Mega also held UCL rights for the 2021-22 to 2023-24 cycle through a sub-licensing deal with Cosmote, the Greek pay-TV broadcaster which acquired rights to the competition (and other UEFA club competitions) for the three-year period.
As part of the deal struck between Cosmote and the Team Marketing agency, which handles UEFA’s commercial and broadcast rights sales, it was stipulated that one game each Wednesday in the three-year cycle would have to be shown on free-to-air TV.
Team went to market in Greece with a tender for the 2024-27 UEFA club rights in October 2023, with a deadline of December 5 set for bids.
In the 2018-19 to 2020-21 UEFA club competitions rights cycle, meanwhile, a similar package of free-to-air rights was allocated to ERT, the Greek public-service broadcaster.

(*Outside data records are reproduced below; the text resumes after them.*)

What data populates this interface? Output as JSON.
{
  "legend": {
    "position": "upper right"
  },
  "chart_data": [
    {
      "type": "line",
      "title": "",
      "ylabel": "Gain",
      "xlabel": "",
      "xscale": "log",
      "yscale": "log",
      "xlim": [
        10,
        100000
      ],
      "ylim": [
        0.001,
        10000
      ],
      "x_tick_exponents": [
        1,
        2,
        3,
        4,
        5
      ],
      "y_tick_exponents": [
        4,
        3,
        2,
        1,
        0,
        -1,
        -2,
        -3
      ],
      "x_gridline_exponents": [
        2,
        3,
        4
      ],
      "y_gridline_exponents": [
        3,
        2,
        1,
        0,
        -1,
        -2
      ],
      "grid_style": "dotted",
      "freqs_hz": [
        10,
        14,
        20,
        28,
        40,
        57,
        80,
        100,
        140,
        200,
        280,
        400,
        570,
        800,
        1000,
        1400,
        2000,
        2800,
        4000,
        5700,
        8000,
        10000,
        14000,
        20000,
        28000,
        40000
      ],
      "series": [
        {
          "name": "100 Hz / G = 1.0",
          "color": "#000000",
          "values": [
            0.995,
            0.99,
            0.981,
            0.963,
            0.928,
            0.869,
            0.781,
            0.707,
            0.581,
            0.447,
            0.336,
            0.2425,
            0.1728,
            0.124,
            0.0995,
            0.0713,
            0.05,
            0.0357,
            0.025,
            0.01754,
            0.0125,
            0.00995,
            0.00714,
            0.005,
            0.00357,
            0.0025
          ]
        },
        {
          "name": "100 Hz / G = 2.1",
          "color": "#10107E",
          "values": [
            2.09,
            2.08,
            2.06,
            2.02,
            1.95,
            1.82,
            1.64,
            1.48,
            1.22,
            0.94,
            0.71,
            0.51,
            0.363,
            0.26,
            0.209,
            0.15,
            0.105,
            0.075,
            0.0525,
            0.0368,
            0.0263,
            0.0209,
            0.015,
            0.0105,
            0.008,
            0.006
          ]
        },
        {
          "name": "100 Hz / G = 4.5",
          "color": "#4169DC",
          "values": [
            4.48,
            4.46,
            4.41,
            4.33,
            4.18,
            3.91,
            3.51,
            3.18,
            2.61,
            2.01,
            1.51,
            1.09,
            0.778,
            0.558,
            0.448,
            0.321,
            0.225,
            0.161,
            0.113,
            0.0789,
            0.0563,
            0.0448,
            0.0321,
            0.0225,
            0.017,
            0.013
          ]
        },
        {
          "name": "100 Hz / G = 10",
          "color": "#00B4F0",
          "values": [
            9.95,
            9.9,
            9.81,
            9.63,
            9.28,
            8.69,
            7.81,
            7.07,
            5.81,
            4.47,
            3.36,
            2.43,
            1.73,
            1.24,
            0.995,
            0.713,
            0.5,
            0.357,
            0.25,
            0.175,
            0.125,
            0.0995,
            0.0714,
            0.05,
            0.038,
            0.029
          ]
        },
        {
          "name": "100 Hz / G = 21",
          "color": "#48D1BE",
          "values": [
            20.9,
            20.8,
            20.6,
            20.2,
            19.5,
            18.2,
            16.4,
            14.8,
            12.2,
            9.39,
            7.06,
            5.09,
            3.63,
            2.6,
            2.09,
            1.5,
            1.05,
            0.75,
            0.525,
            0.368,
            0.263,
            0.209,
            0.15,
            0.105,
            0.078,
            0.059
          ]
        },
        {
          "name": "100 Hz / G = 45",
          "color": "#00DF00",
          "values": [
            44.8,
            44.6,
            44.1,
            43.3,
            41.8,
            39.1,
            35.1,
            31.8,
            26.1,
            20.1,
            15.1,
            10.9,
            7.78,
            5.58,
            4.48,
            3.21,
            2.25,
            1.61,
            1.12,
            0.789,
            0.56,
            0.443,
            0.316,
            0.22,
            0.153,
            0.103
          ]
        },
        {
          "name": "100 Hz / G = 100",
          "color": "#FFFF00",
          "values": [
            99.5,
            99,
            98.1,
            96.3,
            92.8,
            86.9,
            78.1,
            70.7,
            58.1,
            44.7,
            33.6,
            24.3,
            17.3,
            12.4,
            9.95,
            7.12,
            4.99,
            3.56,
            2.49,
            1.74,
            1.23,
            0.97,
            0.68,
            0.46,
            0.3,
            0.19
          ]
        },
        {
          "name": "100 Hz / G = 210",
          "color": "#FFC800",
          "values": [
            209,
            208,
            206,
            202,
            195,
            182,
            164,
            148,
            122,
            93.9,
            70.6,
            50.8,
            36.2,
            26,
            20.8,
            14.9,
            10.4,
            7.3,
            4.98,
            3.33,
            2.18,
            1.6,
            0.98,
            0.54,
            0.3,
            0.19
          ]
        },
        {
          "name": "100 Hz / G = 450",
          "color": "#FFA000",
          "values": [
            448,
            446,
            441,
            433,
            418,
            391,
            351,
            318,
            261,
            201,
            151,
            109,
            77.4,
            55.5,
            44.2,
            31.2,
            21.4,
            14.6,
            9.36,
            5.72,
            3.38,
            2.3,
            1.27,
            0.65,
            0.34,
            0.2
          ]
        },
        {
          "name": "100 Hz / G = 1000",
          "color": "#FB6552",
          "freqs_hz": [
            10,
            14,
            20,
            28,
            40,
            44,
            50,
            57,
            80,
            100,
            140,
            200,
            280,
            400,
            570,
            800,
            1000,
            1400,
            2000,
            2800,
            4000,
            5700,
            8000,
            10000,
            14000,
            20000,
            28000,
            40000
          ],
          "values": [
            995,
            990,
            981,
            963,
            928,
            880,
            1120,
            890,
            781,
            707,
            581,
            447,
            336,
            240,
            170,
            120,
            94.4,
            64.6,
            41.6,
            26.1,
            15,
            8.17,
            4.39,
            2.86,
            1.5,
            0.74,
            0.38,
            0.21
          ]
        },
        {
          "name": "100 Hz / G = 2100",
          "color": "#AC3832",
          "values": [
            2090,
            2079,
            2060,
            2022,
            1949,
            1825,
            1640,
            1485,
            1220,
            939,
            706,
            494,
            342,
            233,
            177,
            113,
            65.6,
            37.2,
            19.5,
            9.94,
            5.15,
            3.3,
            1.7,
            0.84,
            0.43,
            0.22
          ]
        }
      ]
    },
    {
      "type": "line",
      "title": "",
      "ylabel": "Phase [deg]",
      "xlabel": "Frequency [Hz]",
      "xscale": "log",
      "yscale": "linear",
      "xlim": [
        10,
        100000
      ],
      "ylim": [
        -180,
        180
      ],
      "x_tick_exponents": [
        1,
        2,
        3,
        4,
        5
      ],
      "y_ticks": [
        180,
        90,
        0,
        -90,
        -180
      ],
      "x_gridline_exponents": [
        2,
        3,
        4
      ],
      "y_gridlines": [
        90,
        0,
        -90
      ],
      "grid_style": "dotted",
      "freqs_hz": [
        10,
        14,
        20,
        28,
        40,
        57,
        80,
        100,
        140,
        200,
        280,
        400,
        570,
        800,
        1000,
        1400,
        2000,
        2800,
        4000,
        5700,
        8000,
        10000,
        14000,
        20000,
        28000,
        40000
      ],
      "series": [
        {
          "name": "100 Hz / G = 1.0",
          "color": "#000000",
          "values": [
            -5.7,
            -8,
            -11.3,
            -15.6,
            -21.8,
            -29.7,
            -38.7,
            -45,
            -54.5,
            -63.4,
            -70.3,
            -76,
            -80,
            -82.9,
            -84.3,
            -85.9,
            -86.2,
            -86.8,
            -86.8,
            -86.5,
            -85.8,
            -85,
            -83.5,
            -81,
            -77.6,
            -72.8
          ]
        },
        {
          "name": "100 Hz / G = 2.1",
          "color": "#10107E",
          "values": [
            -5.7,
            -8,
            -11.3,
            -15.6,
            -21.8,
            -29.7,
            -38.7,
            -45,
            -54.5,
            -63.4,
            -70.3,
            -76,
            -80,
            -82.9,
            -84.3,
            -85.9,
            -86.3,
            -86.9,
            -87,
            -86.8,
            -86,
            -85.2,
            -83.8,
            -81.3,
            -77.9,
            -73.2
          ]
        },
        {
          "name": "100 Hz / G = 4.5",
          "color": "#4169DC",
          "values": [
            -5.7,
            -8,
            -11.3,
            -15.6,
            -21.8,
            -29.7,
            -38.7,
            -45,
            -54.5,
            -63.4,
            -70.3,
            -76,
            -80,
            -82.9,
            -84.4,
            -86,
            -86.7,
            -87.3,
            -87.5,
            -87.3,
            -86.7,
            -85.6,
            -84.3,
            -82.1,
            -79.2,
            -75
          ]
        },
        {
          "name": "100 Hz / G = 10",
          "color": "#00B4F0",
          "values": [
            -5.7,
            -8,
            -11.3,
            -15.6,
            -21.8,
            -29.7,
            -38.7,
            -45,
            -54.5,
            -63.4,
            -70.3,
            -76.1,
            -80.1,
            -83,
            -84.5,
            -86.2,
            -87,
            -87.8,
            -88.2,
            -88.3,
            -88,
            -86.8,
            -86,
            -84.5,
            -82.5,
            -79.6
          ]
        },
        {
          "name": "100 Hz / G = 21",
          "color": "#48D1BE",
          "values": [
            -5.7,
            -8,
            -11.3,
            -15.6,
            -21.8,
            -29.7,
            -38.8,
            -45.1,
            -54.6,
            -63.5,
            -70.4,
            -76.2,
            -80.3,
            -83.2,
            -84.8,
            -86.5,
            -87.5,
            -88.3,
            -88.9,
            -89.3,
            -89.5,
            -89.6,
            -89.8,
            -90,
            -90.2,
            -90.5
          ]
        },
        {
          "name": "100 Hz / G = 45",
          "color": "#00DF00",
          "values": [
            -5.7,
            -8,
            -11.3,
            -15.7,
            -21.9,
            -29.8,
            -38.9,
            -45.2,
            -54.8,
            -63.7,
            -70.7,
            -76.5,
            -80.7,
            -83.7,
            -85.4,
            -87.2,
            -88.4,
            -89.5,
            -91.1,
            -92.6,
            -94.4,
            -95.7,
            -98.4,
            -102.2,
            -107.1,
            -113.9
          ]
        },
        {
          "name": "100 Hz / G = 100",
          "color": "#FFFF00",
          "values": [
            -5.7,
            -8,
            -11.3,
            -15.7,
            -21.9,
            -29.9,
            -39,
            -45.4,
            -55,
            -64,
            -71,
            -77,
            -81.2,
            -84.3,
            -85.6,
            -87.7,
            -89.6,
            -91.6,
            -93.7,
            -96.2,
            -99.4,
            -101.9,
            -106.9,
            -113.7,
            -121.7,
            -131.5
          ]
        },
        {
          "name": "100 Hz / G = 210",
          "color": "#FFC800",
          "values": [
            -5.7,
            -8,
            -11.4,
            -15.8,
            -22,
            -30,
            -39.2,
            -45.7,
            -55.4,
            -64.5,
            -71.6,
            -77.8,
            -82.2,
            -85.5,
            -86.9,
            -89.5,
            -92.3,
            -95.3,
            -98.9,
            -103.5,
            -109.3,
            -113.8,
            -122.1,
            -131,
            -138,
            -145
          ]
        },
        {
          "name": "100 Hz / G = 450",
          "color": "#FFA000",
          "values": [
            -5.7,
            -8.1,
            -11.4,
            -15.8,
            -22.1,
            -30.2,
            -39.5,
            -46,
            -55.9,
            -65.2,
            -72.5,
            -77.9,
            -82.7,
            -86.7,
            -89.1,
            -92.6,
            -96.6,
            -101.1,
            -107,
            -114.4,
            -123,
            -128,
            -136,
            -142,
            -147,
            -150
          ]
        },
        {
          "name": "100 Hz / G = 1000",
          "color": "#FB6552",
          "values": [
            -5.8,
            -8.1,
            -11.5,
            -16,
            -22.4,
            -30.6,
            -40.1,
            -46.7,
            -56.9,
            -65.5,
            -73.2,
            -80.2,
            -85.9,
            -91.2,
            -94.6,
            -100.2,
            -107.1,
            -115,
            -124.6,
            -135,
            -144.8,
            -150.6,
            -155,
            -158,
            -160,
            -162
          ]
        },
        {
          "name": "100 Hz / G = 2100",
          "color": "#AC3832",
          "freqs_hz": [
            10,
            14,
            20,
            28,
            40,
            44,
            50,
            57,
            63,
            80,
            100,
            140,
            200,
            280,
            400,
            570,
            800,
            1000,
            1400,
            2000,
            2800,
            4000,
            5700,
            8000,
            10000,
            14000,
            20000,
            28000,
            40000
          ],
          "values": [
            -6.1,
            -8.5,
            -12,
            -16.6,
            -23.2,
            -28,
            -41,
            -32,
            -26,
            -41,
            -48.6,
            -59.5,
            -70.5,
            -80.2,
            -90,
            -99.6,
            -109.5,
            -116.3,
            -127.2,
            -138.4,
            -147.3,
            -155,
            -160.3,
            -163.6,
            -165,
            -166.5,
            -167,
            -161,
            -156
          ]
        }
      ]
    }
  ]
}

As well as the live action, Mega, which relaunched as a channel in 2020 following its closure in 2018, will also show post-game highlights each Wednesday from all the games in the round of fixtures.
Mega’s new deal will begin on August 14 with its broadcast of the UEFA Super Cup between Real Madrid and Atalanta, last season’s Champions League and Europa League winners.
Earlier this month, the Megogo streaming service retained rights to UEFA's club competitions for the next three-year cycle in Ukraine.
In other European markets, pay-TV broadcaster Nova recently snapped up rights in the Czech Republic, while Viaplay secured a deal for Sweden, Denmark, and Iceland, and bTV renewed in Bulgaria. Elsewhere, Wowow also extended its deal in Japan.
UEFA opened the tender process for media rights in New Zealand. meanwhile, for the new cycle at the start of this month.
From the 2024-25 season, the Champions League will take on a new single-league format, with the competition expanding from 32 to 36 teams, and incorporating 189 matches instead of the current 125.
Last season, Piraeus-based Olympiakos won UEFA’s third-tier Europa Conference League to become the first Greek team to win a European trophy.